Wild Spoerri Rosenstein
An exhibition as part of the project Principle of Equality at the Academy of Fine Arts Vienna in cooperation with Kontakt Collection, ERSTE Foundation and Hotel am Brillantengrund in the context of VIENNA ART WEEK 2019
Curator: Adam Szymczyk
Participants: Gleb Amankulov, Bob Schatzi Hausmann, Raúl Itamar, Nestor Janković, Robert Jolly, Julia Karpova, Yul Koh, Anthia Loizou, Dean Maassen, Paul Makowsky, Swarnaly Mitra Rini, Lorena Moreno Vera, Kamryn Pariso, Laura Pirgie, Ursula Pokorny, Michael Reindel, Camila Rhodi, Hanna Schibel, Firas Shehadeh, Jiří Tomíček
The exhibition runs from November 20 to November 25, from 12 noon to 7 pm. Visits are possible every hour on the hour and only by appointment. To arrange a personal tour of the exhibition please email something@brillantengrund.com
Wild Spoerri Rosenstein is an exhibition of works by students featuring Elisabeth Wild, Daniel Spoerri, and Erna Rosenstein as part of the open class led by Adam Szymczyk as guest lecturer at the Academy of Fine Arts Vienna under the title Principle of Equality. The title was borrowed from the eponymous seminar run by Anka Ptaszkowska at the École des Beaux-Arts in Caen, France between 1983 and 2003. The class was inaugurated in March 2019 with a lecture by Anka Ptaszkowska.
To proclaim the “principle of equality” within an esteemed educational institution is to open up a space for uninhibited individual and collective practice. As the class has been progressing, attention was given to listening and being listened to, those two states that form reciprocity, as seen in the dual figures of speaker/receiver (as per artist Moyra Davey), writer/reader, artist/viewer. At some point in the process, these distinctions and their attendant hierarchies must give way to new relationships between equals.
The show takes its cues from students’ personal encounters with the lives and works of three outstanding artists whose trajectories intersect in Vienna: Elisabeth Wild, Daniel Spoerri, and Erna Rosenstein. Wild (née Pollak) was born in Vienna in 1922 and went into exile in Argentina in 1938; she currently lives and works in Panajachel, Guatemala. Spoerri (née Feinstein) was born in Galați (Romania) in 1930 and, following his father’s murder by Romanian fascists, fled to Switzerland with his mother and siblings in 1942; he currently lives and works in Vienna. Rosenstein, born in Lemberg (then Austria-Hungary) in 1913, studied at the Frauenakademie in Vienna from 1932 to 1934. She survived the Holocaust and continued to live in Poland until her death in 2004.
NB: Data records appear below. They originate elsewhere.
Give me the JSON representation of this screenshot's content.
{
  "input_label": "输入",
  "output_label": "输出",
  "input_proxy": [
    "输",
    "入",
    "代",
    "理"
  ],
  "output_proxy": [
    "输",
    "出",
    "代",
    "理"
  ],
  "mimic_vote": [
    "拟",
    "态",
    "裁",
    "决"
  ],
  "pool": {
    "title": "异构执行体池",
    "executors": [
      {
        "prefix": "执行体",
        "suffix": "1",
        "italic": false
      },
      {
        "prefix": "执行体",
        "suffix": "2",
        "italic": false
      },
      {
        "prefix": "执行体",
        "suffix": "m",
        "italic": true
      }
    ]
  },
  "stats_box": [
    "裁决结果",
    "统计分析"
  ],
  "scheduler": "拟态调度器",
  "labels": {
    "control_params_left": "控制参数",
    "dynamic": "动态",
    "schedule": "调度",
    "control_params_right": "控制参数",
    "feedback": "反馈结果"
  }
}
Works of art are the fruition of individual lives. Objects and narrations produced by artists tell individual histories. Moments of correspondence can be grasped in the biographies and works of the three artists whose practice sets the tone and opens up an array of possible themes for the exhibition, without necessarily predetermining its varied outcome.
As poet, painter, and author of sculptures made of found objects, Erna Rosenstein chose surrealist poetics to give a form to memory in the post-Holocaust era, returning to traumatic episodes from her and her family’s personal biography, inscribed in the Shoah. The exhibition features a work from her “Homeless Pictures” series, an assemblage of paintings on wood board: “From the Very Bottom of Silence” (1986).
Daniel Spoerri’s iconic “picture-traps” or “snare-pictures” are assemblages capturing unique situations and relations between people. The artist likened these works to snapshots, insofar as they materialize specific moments, giving them a provisional permanence. His recent works draw from the nameless and rootless world of things found in flea markets of Vienna. In the exhibition, he will show a selection of visual poems “Fadenscheinige Orakel” (Flimsy Oracles) made of words and phrases cut out from poems and maxims stitched on wall hangings typically found in Austrian homes.
Elisabeth Wild makes a collage a day. Leafing through glossy magazines on art, fashion, home décor, architecture, and design, she cuts up worn pictures of commodities to let a wholly new world come into being. These modestly sized works serve as a diary—but one that constantly produces its own content rather than just records events of the day. In the exhibition, a group of untitled collages created in 2017 will be displayed against the color backdrop chosen by the artist.
The exhibition takes place in the rooms of a typical nineteenth-century Viennese residential building in the Neubau district. In 1938, some of the building’s Jewish tenants left Vienna, fearing repressions, and then lost their lives in Theresienstadt concentration camp. Today, several apartments in the building are used by guests of the hotel next door. Making a work of art gives a form to the longing for a place and permanence that can never be reached. Other worlds emerge that are remembrances of those once known and inhabited.